Winter Soldier feel more like a Bourne film than an MCU film, with its emphasis on political intrigue and elaborate treacheries, and brutal, claustrophobic action, but it works bloody well. In a way it cements Cap’s aesthetic as the most realistic of the individual threads, with its emphasis on the difficulty of nationalism and corporate shadiness displacing aliens and crippling self-consciousness. Cap’s still Private Patriot and Major Morality, but this is turned into his own compelling character flaw. He contrasts with the nation he supposedly represents, one motivated by Imperialistic tenacity and security paranoia. The fight scenes are all debilitating, awe-inspiring shaky-cam, intensifying the sense of momentum and importance to the mission, while Cap's quieter moments with Black Widow and Falcon are honestly very sweet. It could have been even further up the list if it had stuck to its guns as a Cold War-esque conspiracy thriller, rather than regressing into the deja vu sky-attack showdown. Winter Soldier is by turns exhilarating, bravely thought-provoking, and occasionally heartfelt. The first truly great, five-star standalone MCU film.

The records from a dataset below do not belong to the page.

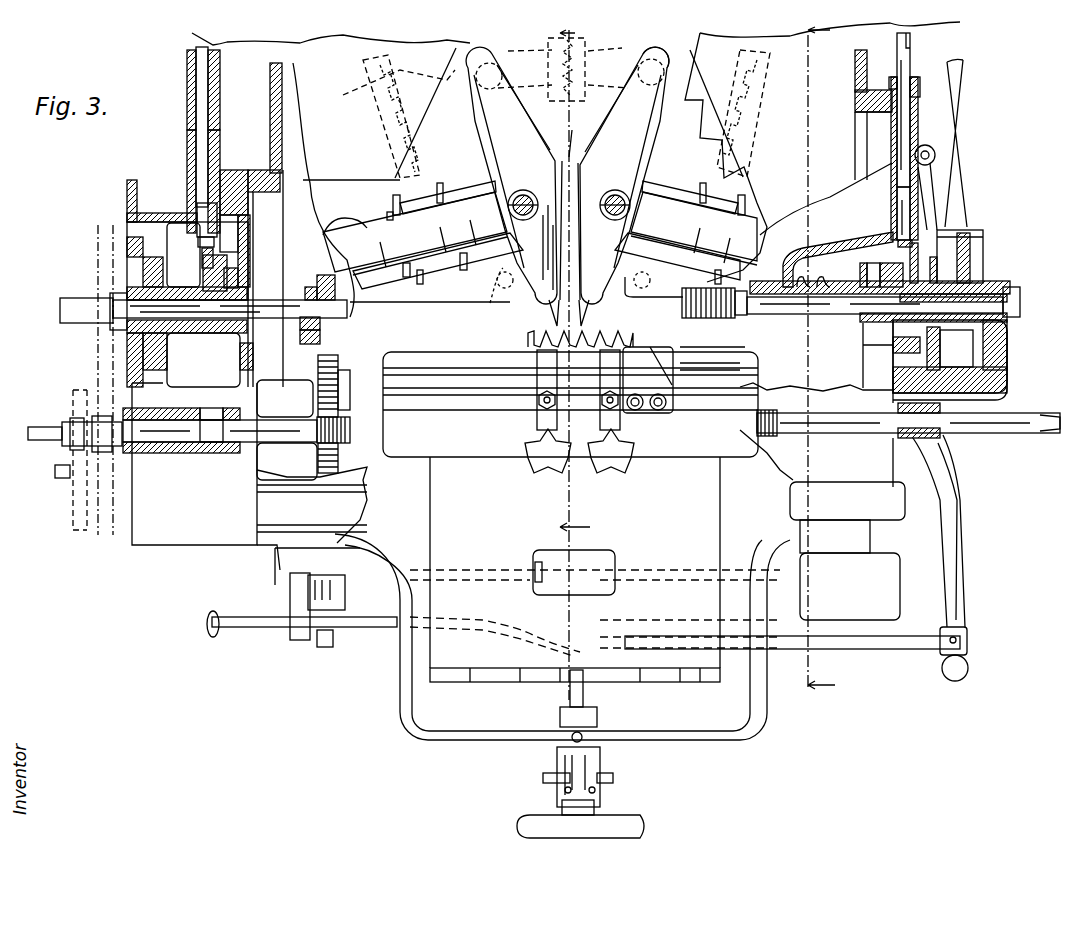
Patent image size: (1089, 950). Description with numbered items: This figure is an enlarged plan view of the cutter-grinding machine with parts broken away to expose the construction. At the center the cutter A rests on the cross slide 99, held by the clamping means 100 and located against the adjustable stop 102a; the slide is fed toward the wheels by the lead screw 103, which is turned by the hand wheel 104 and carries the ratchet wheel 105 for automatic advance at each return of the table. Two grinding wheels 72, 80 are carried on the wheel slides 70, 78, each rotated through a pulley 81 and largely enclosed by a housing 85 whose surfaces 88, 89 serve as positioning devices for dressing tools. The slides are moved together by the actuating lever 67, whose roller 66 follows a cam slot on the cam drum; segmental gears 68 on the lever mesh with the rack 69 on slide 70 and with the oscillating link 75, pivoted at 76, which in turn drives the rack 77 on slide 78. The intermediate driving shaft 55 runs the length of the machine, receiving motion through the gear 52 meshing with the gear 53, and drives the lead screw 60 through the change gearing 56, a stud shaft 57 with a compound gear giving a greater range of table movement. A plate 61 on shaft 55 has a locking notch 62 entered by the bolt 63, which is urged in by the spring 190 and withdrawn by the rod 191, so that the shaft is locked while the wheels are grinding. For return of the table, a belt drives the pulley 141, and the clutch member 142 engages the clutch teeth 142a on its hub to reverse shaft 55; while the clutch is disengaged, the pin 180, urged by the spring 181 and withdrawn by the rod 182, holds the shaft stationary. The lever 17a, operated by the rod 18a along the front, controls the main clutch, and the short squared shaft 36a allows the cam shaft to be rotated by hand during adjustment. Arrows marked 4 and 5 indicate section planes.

The rod 191 is at (190, 90).
The spring 190 is at (188, 158).
The bolt 63 is at (201, 255).
The locking notch 62 is at (203, 282).
The plate 61 is at (224, 283).
The intermediate driving shaft 55 is at (277, 300).
The lead screw 60 is at (283, 423).
The gear 52 is at (320, 352).
The gear 53 is at (312, 331).
The change gearing 56 is at (97, 348).
The stud shaft 57 is at (55, 470).
The slide 99 is at (440, 517).
The clamping means 100 is at (540, 424).
The cutter A is at (636, 345).
The adjustable stop 102a is at (668, 377).
The section line 5- 5 is at (581, 362).
The section line 4- 4 is at (827, 358).
The grinding wheel 72 is at (551, 318).
The cutting wheel 80 is at (590, 318).
The pivot 76 is at (648, 50).
The actuating lever 67 is at (561, 157).
The housing 85 is at (606, 125).
The positioning surface 88 is at (518, 192).
The positioning surface 89 is at (616, 192).
The pulley 81 is at (410, 190).
The wheel slide 70 is at (473, 280).
The roller 66 is at (505, 292).
The wheel slide 78 is at (648, 300).
The rack 69 is at (383, 135).
The segmental gears 68 is at (400, 72).
The segmental gear link 75 is at (600, 52).
The rack 77 is at (770, 92).
The rod 182 is at (911, 65).
The spring 181 is at (892, 136).
The pin 180 is at (898, 226).
The lever 17a is at (950, 506).
The pulley 141 is at (980, 259).
The clutch member 142 is at (903, 350).
The clutch teeth 142a is at (1007, 360).
The rod 18a is at (900, 652).
The short squared shaft 36a is at (318, 646).
The lead screw 103 is at (586, 690).
The ratchet wheel 105 is at (615, 778).
The hand wheel 104 is at (636, 826).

2. Guardians of the Galaxy

I saw somewhere call Guardians of the Galaxy analogous to the incalculably iconic escapist adventure that Star Wars and Lord of the Rings was to previous generations, and I think I agree. The central strength of Guardians is that, both with myself and with most people discuss it with, it’s practically impossible to choose a favourite character. Whether it’s Starlord’s charisma, Gamora’s no-nonsenseness, Rocket’s snarkiness,  Groot’s one-liner (see what I did there), or Drax’s wonderful, wonderful literalism, these are a group of rag-tag miscreants you actually love and care about. The action scenes are clever and thrilling, the world itself is well-realised, it’s at times deeply heart-breaking, and it’s definitively the funniest MCU film. And, of course, what a soundtrack. There’s nothing really below the surface but who cares when you’re spending your two hours swamped in delight and whimsy and excitement and charm. Simply one of the most purely enjoyable blockbusters ever made.


1    1. The Avengers


I wasn’t really into the MCU before The Avengers came out in 2012, and even then I went to see it because I creepily lionise Joss Whedon more than anything else. It honestly blew me away. It was profoundly entertaining. Whether it was the gargantuan set-pieces, or the intricate subtleties to the character dynamics, it was cinematic joy. It felt both huge in scope and ambition, yet retained the decisive attention to detail in its character and plot development. There was a calculated sense of urgency and tension, but also an unbridled appreciation for fun. Nowhere is this better embodied than in the two-scene intercut of Captain America desperately defending a host of women and children, while the Hulk tosses about a Norse god like a ragdoll. It flicked between grandstanding awe and magical entertainment with a momentary edit. The Avengers tied everything together and completely immersed you in its world. It was action, comedy and drama perfected. It finished Phase One, and announced with an emphatic roar that the MCU will be one of the major historical landmarks of modern cinema. For me, it stands up there with Jaws, Back to the Future, The Dark Knight, Jurassic Park, Aliens and Raiders of the Lost Ark, as one of the truly brilliant Summer Blockbusters.